Would Davis give up Oakland – or the chance at LA – for that?

Is that clear? If former Mayor Henry Cisneros and his backers get his way, San Antonio taxpayers should be prepared to pay, and pay bigger than any city has ever paid before.

Economic impact

I understand this column will immediately be rebutted with folks carrying consultants’ economic impact analysis[4] showing that building the Raiders a shiny new stadium will bring many millions of dollars into the San Antonio economy – providing “good jobs” and “revitalizing neighborhoods” along the way.

I have two responses to those critics.

First, we’ve all heard the theory of stadium-driven neighborhood revitalization. Have you visited the Alamodome and AT&T Center lately? I live right near one, and I have visited the other frequently. The expected stadium-driven economic development and neighborhood revitalization is still – let’s politely say – in the “potential” stage.

Second – and this is a personal rule of mine – I don’t support public subsidies for individual businesses, as worthy as Mark Davis’ Oakland Raiders may appear to some. Public subsidies and public funds should go toward broad benefits in this city of extraordinary needs – public safety, schools, roads, libraries, parks, housing, and poverty alleviation all come to mind as high priorities.

Subsidizing the private business of a billionaire owner with up to $500 million in tax breaks tends to be a low priority for me.

But hey, that’s just me.

 

Please also see and listen to the followup discussion including Heywood Sanders of UTSA, Gregg Easterbrook of ESPN, author Neil DeMause, and me, on KSTX’s The Source – The NFL Coming to Town Might Be A Bad Idea

 

[1] And I don’t mean horrible for the following reasons: I don’t mean horrible because the Raiders are the worst team in the NFL, by a good margin. I don’t mean horrible because of the terrible lives led by brain-damaged and injured survivors of an NFL career. I don’t mean horrible because of the pattern of domestic abuse by players and the false ‘We’re so shocked!’ pretend-reactions of the NFL leadership from Commissioner Roger Goodell on down. I live with all that hypocrisy already, as I enjoy watching my team on Sundays. (Brady, Belichick, Arizona-bound baby! Woohoo!)

[2] Needless to say, nobody deserves half a billion dollars worth of private business subsidies more than upstanding gentlemen like Messrs. Jones and Irsay. Please don’t mention the sexual harassment and DUI charges personally leveled against those two gentlemen-owners, as that would be both impolite and not financially relevant to the discussion. Let’s focus instead on the half a billion dollars that Mark Davis will expect in public subsidy to move his Raiders to San Antonio.
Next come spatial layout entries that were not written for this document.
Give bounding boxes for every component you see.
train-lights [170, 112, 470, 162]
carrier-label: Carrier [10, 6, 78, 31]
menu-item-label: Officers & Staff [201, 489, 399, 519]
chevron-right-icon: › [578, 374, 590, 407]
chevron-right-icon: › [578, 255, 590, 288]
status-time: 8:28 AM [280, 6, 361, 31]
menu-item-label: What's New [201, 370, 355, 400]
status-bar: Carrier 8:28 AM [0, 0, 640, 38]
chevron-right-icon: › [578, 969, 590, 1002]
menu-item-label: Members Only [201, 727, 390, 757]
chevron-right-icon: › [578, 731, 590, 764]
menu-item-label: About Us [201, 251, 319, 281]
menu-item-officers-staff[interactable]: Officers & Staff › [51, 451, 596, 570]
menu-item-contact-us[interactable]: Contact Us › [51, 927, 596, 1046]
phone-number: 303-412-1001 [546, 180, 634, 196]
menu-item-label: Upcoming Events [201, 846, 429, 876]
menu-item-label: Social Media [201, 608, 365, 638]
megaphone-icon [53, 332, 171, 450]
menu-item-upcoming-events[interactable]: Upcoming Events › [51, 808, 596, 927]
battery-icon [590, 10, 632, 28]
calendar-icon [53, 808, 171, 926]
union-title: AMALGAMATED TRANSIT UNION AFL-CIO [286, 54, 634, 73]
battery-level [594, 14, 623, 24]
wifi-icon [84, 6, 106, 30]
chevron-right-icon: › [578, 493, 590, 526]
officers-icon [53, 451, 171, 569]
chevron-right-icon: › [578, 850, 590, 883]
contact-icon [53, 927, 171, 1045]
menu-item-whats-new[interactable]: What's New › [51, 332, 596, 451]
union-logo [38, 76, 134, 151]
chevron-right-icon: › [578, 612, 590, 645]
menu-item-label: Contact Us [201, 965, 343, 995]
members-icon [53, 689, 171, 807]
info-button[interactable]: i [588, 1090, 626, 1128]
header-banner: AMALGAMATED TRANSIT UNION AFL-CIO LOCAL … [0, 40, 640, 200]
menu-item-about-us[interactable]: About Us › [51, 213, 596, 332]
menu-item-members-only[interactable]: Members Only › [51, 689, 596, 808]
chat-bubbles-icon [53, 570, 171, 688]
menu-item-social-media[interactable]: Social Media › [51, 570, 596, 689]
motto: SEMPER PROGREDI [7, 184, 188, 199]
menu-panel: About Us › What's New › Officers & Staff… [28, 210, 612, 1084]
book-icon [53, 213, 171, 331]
[3] For the vast majority of you readers who do not live in San Antonio, that particular “7th Largest City” chestnut is something San Antonians tell themselves (and actually say outloud, and in print) on a regular basis. It has to do with the measurement of population within a metropolitan area, while the boundaries of that metropolitan area can be redrawn outward every few years in a seemingly limitless sprawling suburban way. I know, it’s embarrassing. But you can Google it and see where San Antonians get the idea.

[4] That’s a post for another time, but lets just say, the public sector could build a giant hole in downtown San Antonio, then immediately cover it up with dirt, and get a consultant to write a report claiming massive follow-on economic impact effects of the “Downtown Giant Hole and Fill” project. Think of all the ‘shovel ready’ jobs!